Bertrand sentit un élan érotique le submerger. Il repensa à cette éternellement jeune danseuse, Azielle, qui avait ri de ce qu’il allait faire. A Circée qui lui avait offert un dernier corps à corps amoureux et à cette mort qu’il avait tant désirée. Il étreignit l’arbre, il caressa l’écorce et toutes les femmes qu’il avait connu. L’heure vint. Le fracas d’une vie qui s’effondre tout près. L’orage approchait, les coups se rapprochaient. Ils ne se rendraient compte de sa présence qu’après. Est-ce que cela les ferait réfléchir ? Il sentait la peur de l’arbre. Un frémissement ? Il le vivait dans toutes ses cellules. L’Acajou blanc ne craignait pas la mort mais il savait que s’il disparaissait, ses sujets en pâtiraient. Bertrand n’était pas son seul hôte. Il l’avait accepté ; il ne rejetait personne. Il avait d’abord envoyé ses insectes, inspecter ce drôle d’animal. Il avait senti que son corps bougeait avec lui quand le vent lui parlait. Il avait écouté le rythme qui battait en lui et il avait commencé à comprendre. Le petit être vivait pour lui et non pas seulement de lui. Il demandait à être adoubé. Alors il l’avait accueilli. Bertrand faisait partie de la forêt. Chacun avait sa place et manquerait à l’ensemble s’il disparaissait. La forêt était une entité dont Lacejambe était désormais un atome. Ils mourraient tous ensemble même si c’était l’un après l’autre. Sa gorge se noua. Il les voyait qui s’agitaient en contre-bas. Petite armée de bucherons. Ils parlaient en faisant de grands gestes. Bertrand récusait une dernière fois son humanité. L’écœurement lui tournait la tête. Avait-il déjà été l’un d’entre-eux ? Au soir de sa vie, il ne l’était plus. Plus jamais ! Il fredonna une dernière fois pendant la chute, une mélodie qui dit la pluie et le vent qui apporte les nouvelles, la nuit qui vient, le soleil qui réchauffe… L’arbre pensait aux centaines de vies qu’il avait vécues. Et puis il fit noir, une lumière éblouit Bertrand.

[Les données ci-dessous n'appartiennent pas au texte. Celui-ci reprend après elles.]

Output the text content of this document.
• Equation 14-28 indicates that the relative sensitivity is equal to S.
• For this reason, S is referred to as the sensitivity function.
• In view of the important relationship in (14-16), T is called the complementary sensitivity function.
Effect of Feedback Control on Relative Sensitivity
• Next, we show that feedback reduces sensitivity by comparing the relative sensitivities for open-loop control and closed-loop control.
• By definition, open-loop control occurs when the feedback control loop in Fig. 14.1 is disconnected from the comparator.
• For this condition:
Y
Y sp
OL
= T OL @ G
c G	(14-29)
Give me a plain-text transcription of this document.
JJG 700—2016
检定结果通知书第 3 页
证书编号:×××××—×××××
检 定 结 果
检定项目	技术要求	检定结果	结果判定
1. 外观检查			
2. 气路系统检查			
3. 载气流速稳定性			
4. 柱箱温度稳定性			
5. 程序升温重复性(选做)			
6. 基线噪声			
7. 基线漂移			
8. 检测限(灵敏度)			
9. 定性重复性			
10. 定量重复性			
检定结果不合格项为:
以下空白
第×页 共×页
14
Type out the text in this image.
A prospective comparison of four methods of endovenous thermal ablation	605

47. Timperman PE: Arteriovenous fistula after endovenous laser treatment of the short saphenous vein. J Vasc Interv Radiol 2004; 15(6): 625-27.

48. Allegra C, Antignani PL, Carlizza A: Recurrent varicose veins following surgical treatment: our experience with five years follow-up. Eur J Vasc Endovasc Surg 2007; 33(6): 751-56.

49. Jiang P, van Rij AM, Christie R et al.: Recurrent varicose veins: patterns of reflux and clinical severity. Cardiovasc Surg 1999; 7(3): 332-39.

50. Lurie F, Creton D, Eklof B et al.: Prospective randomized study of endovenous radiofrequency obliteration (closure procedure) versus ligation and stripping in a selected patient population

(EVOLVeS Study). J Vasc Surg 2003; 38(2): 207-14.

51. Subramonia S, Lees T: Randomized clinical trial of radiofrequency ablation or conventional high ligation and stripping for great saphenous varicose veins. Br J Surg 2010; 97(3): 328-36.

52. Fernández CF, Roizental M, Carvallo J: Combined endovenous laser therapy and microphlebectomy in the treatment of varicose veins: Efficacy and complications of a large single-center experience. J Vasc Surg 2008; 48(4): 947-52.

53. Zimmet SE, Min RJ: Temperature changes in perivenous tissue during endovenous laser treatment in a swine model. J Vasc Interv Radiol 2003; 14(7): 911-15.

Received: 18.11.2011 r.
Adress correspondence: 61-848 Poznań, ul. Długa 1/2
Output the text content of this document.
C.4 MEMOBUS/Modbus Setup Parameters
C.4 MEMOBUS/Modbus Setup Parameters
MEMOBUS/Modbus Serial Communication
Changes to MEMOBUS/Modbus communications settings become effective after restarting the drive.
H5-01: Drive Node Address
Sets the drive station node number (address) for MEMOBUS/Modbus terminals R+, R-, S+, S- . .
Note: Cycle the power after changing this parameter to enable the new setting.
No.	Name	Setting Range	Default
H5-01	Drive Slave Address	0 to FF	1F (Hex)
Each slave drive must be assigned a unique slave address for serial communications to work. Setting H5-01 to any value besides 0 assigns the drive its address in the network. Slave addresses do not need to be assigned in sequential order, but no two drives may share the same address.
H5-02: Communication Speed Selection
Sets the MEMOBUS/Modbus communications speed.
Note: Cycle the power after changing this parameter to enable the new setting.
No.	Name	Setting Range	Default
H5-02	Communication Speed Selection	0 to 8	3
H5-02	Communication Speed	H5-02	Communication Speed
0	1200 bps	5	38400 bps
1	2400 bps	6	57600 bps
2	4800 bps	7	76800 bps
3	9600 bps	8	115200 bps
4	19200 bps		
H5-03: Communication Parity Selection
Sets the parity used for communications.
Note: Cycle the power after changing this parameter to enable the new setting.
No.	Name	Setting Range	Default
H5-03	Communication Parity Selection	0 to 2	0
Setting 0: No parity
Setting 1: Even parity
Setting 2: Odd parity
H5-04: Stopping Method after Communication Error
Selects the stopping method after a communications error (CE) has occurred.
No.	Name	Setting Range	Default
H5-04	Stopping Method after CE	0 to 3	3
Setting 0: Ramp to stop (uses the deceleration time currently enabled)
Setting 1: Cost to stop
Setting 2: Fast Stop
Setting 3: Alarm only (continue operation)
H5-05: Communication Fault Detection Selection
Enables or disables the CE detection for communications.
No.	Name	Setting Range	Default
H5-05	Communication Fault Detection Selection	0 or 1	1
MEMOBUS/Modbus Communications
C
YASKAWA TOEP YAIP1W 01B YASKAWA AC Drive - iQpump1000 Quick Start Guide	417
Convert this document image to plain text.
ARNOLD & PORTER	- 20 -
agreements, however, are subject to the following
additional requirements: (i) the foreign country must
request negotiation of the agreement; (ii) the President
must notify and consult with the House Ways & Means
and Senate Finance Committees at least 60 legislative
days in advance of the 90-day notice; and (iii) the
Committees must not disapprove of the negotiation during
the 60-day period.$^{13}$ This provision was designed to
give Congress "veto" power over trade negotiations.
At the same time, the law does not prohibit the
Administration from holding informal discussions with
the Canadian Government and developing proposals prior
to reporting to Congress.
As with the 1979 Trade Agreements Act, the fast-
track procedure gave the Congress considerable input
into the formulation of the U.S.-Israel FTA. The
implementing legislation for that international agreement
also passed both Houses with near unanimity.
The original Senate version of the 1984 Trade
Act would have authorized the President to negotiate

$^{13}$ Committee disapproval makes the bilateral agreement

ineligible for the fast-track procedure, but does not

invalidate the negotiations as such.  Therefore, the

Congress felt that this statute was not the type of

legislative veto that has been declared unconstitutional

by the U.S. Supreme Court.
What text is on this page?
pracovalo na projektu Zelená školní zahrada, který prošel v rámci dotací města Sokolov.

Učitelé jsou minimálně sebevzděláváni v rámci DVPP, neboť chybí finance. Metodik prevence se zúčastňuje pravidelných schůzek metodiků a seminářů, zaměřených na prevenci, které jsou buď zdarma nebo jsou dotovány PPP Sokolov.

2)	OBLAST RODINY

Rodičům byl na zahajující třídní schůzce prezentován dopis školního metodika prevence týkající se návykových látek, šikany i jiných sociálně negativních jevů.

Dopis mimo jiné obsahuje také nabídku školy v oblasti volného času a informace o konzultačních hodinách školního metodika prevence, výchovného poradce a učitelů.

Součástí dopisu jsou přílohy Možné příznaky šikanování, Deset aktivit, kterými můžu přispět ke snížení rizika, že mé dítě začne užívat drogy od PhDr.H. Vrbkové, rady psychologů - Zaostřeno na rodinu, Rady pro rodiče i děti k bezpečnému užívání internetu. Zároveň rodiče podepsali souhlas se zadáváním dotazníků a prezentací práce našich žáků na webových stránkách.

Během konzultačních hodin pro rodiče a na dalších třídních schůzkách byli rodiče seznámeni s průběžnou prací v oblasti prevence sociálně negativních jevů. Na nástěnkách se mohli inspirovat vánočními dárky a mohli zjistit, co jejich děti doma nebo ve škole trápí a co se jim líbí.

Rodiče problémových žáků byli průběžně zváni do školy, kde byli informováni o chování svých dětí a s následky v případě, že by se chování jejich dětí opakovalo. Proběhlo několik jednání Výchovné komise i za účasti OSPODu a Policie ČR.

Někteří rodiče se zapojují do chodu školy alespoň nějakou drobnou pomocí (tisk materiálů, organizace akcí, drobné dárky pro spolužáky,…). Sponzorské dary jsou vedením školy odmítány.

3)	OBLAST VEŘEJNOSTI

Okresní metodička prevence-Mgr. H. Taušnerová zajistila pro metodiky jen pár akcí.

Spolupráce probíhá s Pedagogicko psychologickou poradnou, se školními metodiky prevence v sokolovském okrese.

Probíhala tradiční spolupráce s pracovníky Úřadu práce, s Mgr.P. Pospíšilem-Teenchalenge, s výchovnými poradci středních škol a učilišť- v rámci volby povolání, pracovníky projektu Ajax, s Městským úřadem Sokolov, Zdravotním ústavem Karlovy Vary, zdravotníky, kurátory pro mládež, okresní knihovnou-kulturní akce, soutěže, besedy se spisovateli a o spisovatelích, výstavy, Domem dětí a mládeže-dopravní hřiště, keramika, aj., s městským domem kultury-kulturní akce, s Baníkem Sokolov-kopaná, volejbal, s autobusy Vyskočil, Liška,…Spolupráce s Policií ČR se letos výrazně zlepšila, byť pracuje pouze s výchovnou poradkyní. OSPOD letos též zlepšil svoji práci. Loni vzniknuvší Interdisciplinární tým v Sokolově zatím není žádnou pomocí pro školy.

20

Je suis là car je continue d’être même si je ne sais plus qu’une chose, j’ai été et j’attends d’être à nouveau. Je patiente entouré d’autres avec qui je n’ai aucun moyen de communiquer, je les ressens en moi, autour de moi, partout, familiers, comme des extensions de mes pensées, mais je ne pense à rien... Au-dessus, en dessous, rien n’est précis. Il n’y a pas de sens, pas de sens pour palper l’extérieur ; nous sommes. L’éternité passe, je suis en stase et puis j’ai l’impression de m’éloigner, je suis seul, le temps n’a pas de prise sur moi. J’attends sans savoir quoi. Je suis mon cœur qui bat, le métronome de ma vie a recommencé à battre la mesure. Soudain Je n’aspire plus qu’à une chose : recommencer, aimer, être aimé, cette fois pour de vrai…
La première sensation hors du nid intérieur est un déchirement, l’appel de tous mes sens affamés de sensations, en quête de ce sentiment de satiété que procure l’amour maternel d’abord et puis…
La chaleur, la douceur m’envahit, m’enivre efface tout ce que j’ai pu être. J’aspire le liquide vital. J’entends sans comprendre une première voix, haut perchée :
- Son nom ? Une voix qui m’est déjà familière sans que je sache pourquoi lui répond.
- Sabrina.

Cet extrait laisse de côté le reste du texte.